Né dans une famille nombreuse de l’île de Groix, il découvre très jeune l’histoire de Bretagne et apprend, à 14 ans, à jouer de la bombarde.

Engagé dans la Marine, qu’il quitte en 1960, il retrouve de nombreux Bretons à Toulon, puis à Marseille, où il s’occupe du festival des Bretons du Midi et fait venir du pays de nombreux artistes. Parallèlement, il y crée une section du MOB et milite contre la guerre d’Algérie. En 1970, de retour en Bretagne, il anime, aux côtés de Yann Goasdoue, le foyer de Menez Kamm, qui devient alors un lieu essentiel de la vie culturelle bretonne. Installé à Vannes, il s’investit dès 1978 dans la lutte pour la création d’une école Diwan, mais c’est un échec. Tenace, menaçant de faire la grève de la faim, il arrache en 1988 la création d’une classe à Brec’h dans la filière bilingue de l’enseignement public. A la même époque, à Groix, l’exposition et les manifestations qu’il consacre à son grand cousin Yann-Ber Kalloc’h rencontrent un immense succès.

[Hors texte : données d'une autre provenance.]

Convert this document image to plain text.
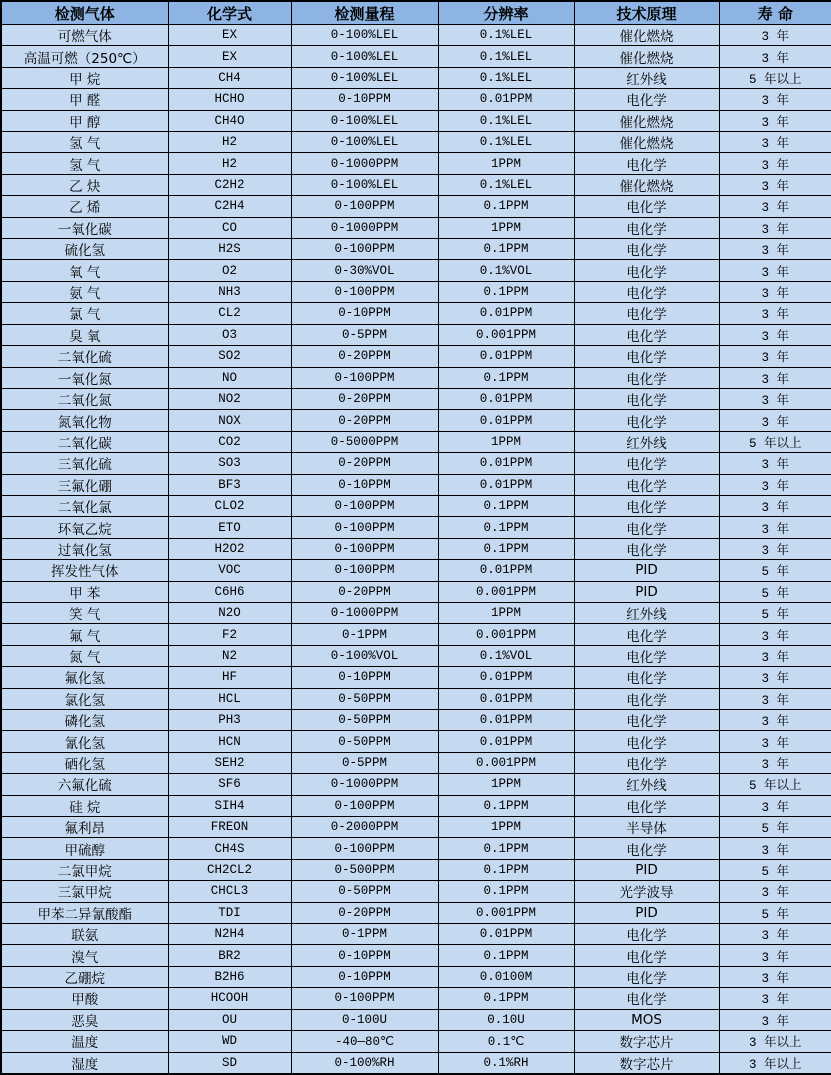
检测气体	化学式	检测量程	分辨率	技术原理	寿 命
可燃气体	EX	0-100%LEL	0.1%LEL	催化燃烧	3 年
高温可燃（250℃）	EX	0-100%LEL	0.1%LEL	催化燃烧	3 年
甲 烷	CH4	0-100%LEL	0.1%LEL	红外线	5 年以上
甲 醛	HCHO	0-10PPM	0.01PPM	电化学	3 年
甲 醇	CH4O	0-100%LEL	0.1%LEL	催化燃烧	3 年
氢 气	H2	0-100%LEL	0.1%LEL	催化燃烧	3 年
氢 气	H2	0-1000PPM	1PPM	电化学	3 年
乙 炔	C2H2	0-100%LEL	0.1%LEL	催化燃烧	3 年
乙 烯	C2H4	0-100PPM	0.1PPM	电化学	3 年
一氧化碳	CO	0-1000PPM	1PPM	电化学	3 年
硫化氢	H2S	0-100PPM	0.1PPM	电化学	3 年
氧 气	O2	0-30%VOL	0.1%VOL	电化学	3 年
氨 气	NH3	0-100PPM	0.1PPM	电化学	3 年
氯 气	CL2	0-10PPM	0.01PPM	电化学	3 年
臭 氧	O3	0-5PPM	0.001PPM	电化学	3 年
二氧化硫	SO2	0-20PPM	0.01PPM	电化学	3 年
一氧化氮	NO	0-100PPM	0.1PPM	电化学	3 年
二氧化氮	NO2	0-20PPM	0.01PPM	电化学	3 年
氮氧化物	NOX	0-20PPM	0.01PPM	电化学	3 年
二氧化碳	CO2	0-5000PPM	1PPM	红外线	5 年以上
三氧化硫	SO3	0-20PPM	0.01PPM	电化学	3 年
三氟化硼	BF3	0-10PPM	0.01PPM	电化学	3 年
二氧化氯	CLO2	0-100PPM	0.1PPM	电化学	3 年
环氧乙烷	ETO	0-100PPM	0.1PPM	电化学	3 年
过氧化氢	H2O2	0-100PPM	0.1PPM	电化学	3 年
挥发性气体	VOC	0-100PPM	0.01PPM	PID	5 年
甲 苯	C6H6	0-20PPM	0.001PPM	PID	5 年
笑 气	N2O	0-1000PPM	1PPM	红外线	5 年
氟 气	F2	0-1PPM	0.001PPM	电化学	3 年
氮 气	N2	0-100%VOL	0.1%VOL	电化学	3 年
氟化氢	HF	0-10PPM	0.01PPM	电化学	3 年
氯化氢	HCL	0-50PPM	0.01PPM	电化学	3 年
磷化氢	PH3	0-50PPM	0.01PPM	电化学	3 年
氰化氢	HCN	0-50PPM	0.01PPM	电化学	3 年
硒化氢	SEH2	0-5PPM	0.001PPM	电化学	3 年
六氟化硫	SF6	0-1000PPM	1PPM	红外线	5 年以上
硅 烷	SIH4	0-100PPM	0.1PPM	电化学	3 年
氟利昂	FREON	0-2000PPM	1PPM	半导体	5 年
甲硫醇	CH4S	0-100PPM	0.1PPM	电化学	3 年
二氯甲烷	CH2CL2	0-500PPM	0.1PPM	PID	5 年
三氯甲烷	CHCL3	0-50PPM	0.1PPM	光学波导	3 年
甲苯二异氰酸酯	TDI	0-20PPM	0.001PPM	PID	5 年
联氨	N2H4	0-1PPM	0.01PPM	电化学	3 年
溴气	BR2	0-10PPM	0.1PPM	电化学	3 年
乙硼烷	B2H6	0-10PPM	0.0100M	电化学	3 年
甲酸	HCOOH	0-100PPM	0.1PPM	电化学	3 年
恶臭	OU	0-100U	0.10U	MOS	3 年
温度	WD	-40—80℃	0.1℃	数字芯片	3 年以上
湿度	SD	0-100%RH	0.1%RH	数字芯片	3 年以上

Entré à l’UDB la même année, il se présente alors à plusieurs élections locales. Constatant et déplorant le déficit d’enseignement du breton dans l’enseignement catholique, il met sur pied (avec d’autres militants dont sœur Anna Vari Arzur dans le Finistère), l’association Dihun dont il est le président jusqu’en 2010 : l’enseignement catholique dispose désormais de 49 filières regroupant 3300 enfants dans toute la Bretagne. Après une nouvelle grève de la faim de 38 jours en 1990, il obtient la création de stages de formation de longue durée dans l’enseignement public. En 1995, il utilise encore ce moyen de désespoir, avec une douzaine d’autres personnes, pour exiger la signature par la France de la Charte européenne des langues minoritaires. La même année, il imagine et met en place une formation spécifique au sein de l’Université Catholique de l’Ouest : c’est elle qui prépare aujourd’hui la majorité des enseignants bilingues de la filière. Il est aussi à cette époque co-fondateur, à Carnac, de l’association « Menhirs libres ». En 1998, il entame une troisième grève de la faim pour obtenir plus de postes dans l’enseignement bilingue. En 2000, le titre de Breton de l’année lui est décerné par Armor magazine.

Il a reçu le Collier de l’Hermine en 2004 à Chateaubriant.